67. In every opulent society there is gradually produced a considerable fund, which accumulates from time to time in the hands of beneficent and charitable persons, and is ready to be applied, chiefly in the way of legacy and bequest, to the more urgent wants and occasions of the community, and to supply what the revenue of the State cannot be made to reach, or what its attention has overlooked. Churches, monasteries, universities, bridges, and hospitals of various kinds have successively become the objects of this well intended munificence in Europe, and corresponding foundations have in like manner engrossed it among the nations of the East. In some countries these objects are so fully provided for that the bountiful stream of donations seems almost to have ceased to flow: but the effect is apparent only, not real; the public wealth continuing the same, the charitable fund will continue the same also, if new and worthy objects are presented to its bounty. Hereafter, perhaps, in enlightened nations, the independence of the plough may be numbered among these objects, as worthy to partake of such beneficent endowments, after the demands of sickness, of declining age, and deserted infancy have been in some reasonable measure provided for. In such a country, he who would have bequeathed his estate to a hospital, had hospitals been wanted, may think of dividing it, in the first place, into freehold allotments of a single plough each, and bequeath the revenue thence arising, to be applied at certain periods, to be portioned out in freehold in the same manner.

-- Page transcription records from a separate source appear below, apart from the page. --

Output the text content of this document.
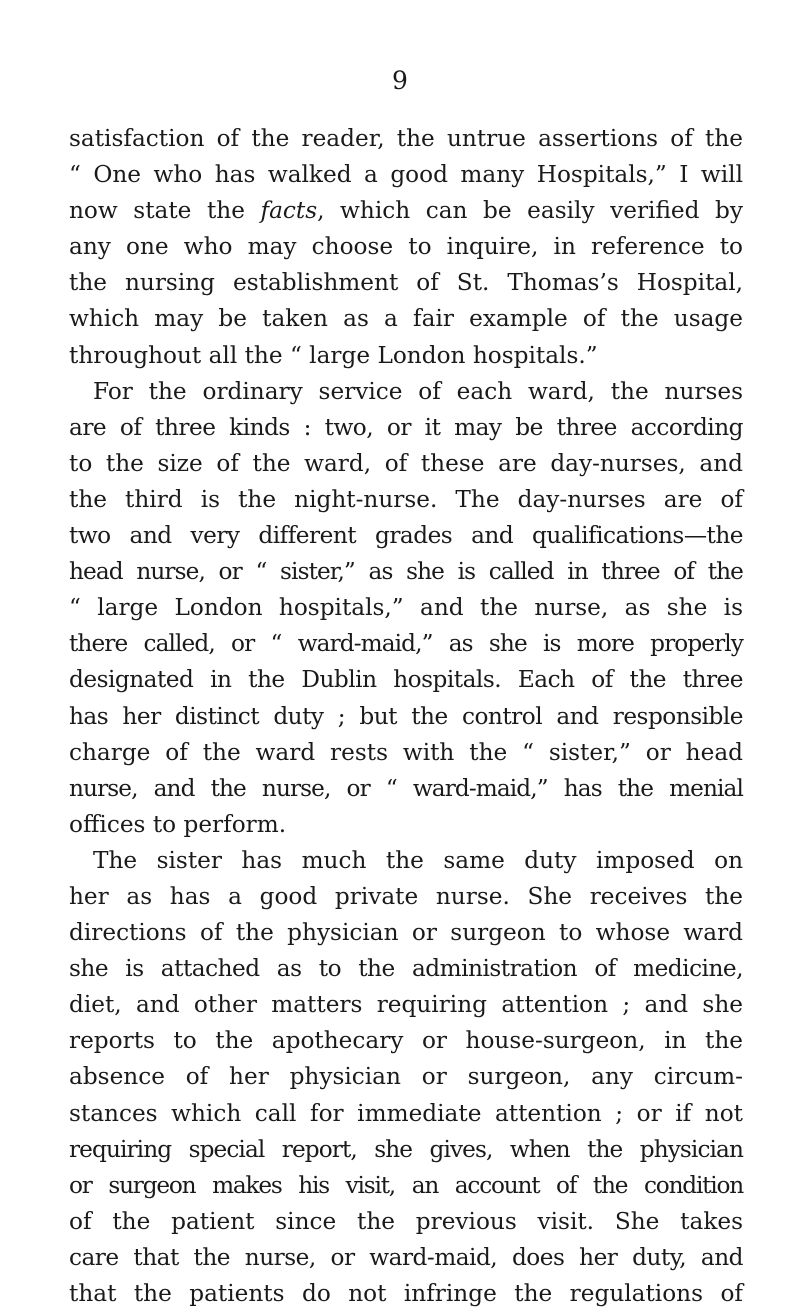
9
satisfaction of the reader, the untrue assertions of the
“ One who has walked a good many Hospitals,” I will
now state the facts, which can be easily verified by
any one who may choose to inquire, in reference to
the nursing establishment of St. Thomas’s Hospital,
which may be taken as a fair example of the usage
throughout all the “ large London hospitals.”
For the ordinary service of each ward, the nurses
are of three kinds : two, or it may be three according
to the size of the ward, of these are day-nurses, and
the third is the night-nurse. The day-nurses are of
two and very different grades and qualifications—the
head nurse, or “ sister,” as she is called in three of the
“ large London hospitals,” and the nurse, as she is
there called, or “ ward-maid,” as she is more properly
designated in the Dublin hospitals. Each of the three
has her distinct duty ; but the control and responsible
charge of the ward rests with the “ sister,” or head
nurse, and the nurse, or “ ward-maid,” has the menial
offices to perform.
The sister has much the same duty imposed on
her as has a good private nurse. She receives the
directions of the physician or surgeon to whose ward
she is attached as to the administration of medicine,
diet, and other matters requiring attention ; and she
reports to the apothecary or house-surgeon, in the
absence of her physician or surgeon, any circum-
stances which call for immediate attention ; or if not
requiring special report, she gives, when the physician
or surgeon makes his visit, an account of the condition
of the patient since the previous visit. She takes
care that the nurse, or ward-maid, does her duty, and
that the patients do not infringe the regulations of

68. Nor ought it to be supposed that some specimen of this equal property in land, some example of what good effects it might produce in a narrow district, is too great an effort to be expected from the ordinary liberality of private men, possessed of ample fortunes. He who possesses six or eight manors cannot be thought to deprive even his remotest posterity of any great share of their inheritance, should he at the present time divide one at least of these manors into small farms of a single plough, assigning each of them in perpetual property to the cultivator for such rent as he would consent to give for this perpetual right. Or were this one manor rendered subject to the options of a progressive Agrarian law, the right of claiming settlements being restricted to persons born on other manors of the estate, such an institution could not fail to operate as a premium in raising the value of the estate. But honour alone, and the conscious satisfaction of having made a public-spirited and laudable attempt, would more than compensate, to men of such ample fortunes, the loss that may be supposed to arise from some diminution of a rent-roll.

In certain nations (though not in Britain) the Princes of the blood are possessed of revenues equal to those of sovereign states, without any civil or military establishment to maintain; and should they even neglect the splendour of their retinue, and of their domestic court, still the public reverence would wait on the dignity of their exalted birth. Among these men, placed in an intermediate situation between sovereigns and subjects, exempted from the claims that are made on the first, and from the family wants of the second, it might be expected that liberal and illustrious schemes, conducive to the good of mankind, might find patrons worthy of them, whom the necessity of a great expense would animate rather than deter. Men of noble minds might rejoice in the occasion of expending their great revenues on some more dignified object than that frivolous luxury in which they are usually wasted; they might rejoice in the occasions of distinguishing themselves from the vulgar herd of subordinate princes, whom the sentiments of mankind rate only as a sort of furniture, pertaining to the state apartments of a great monarch's court.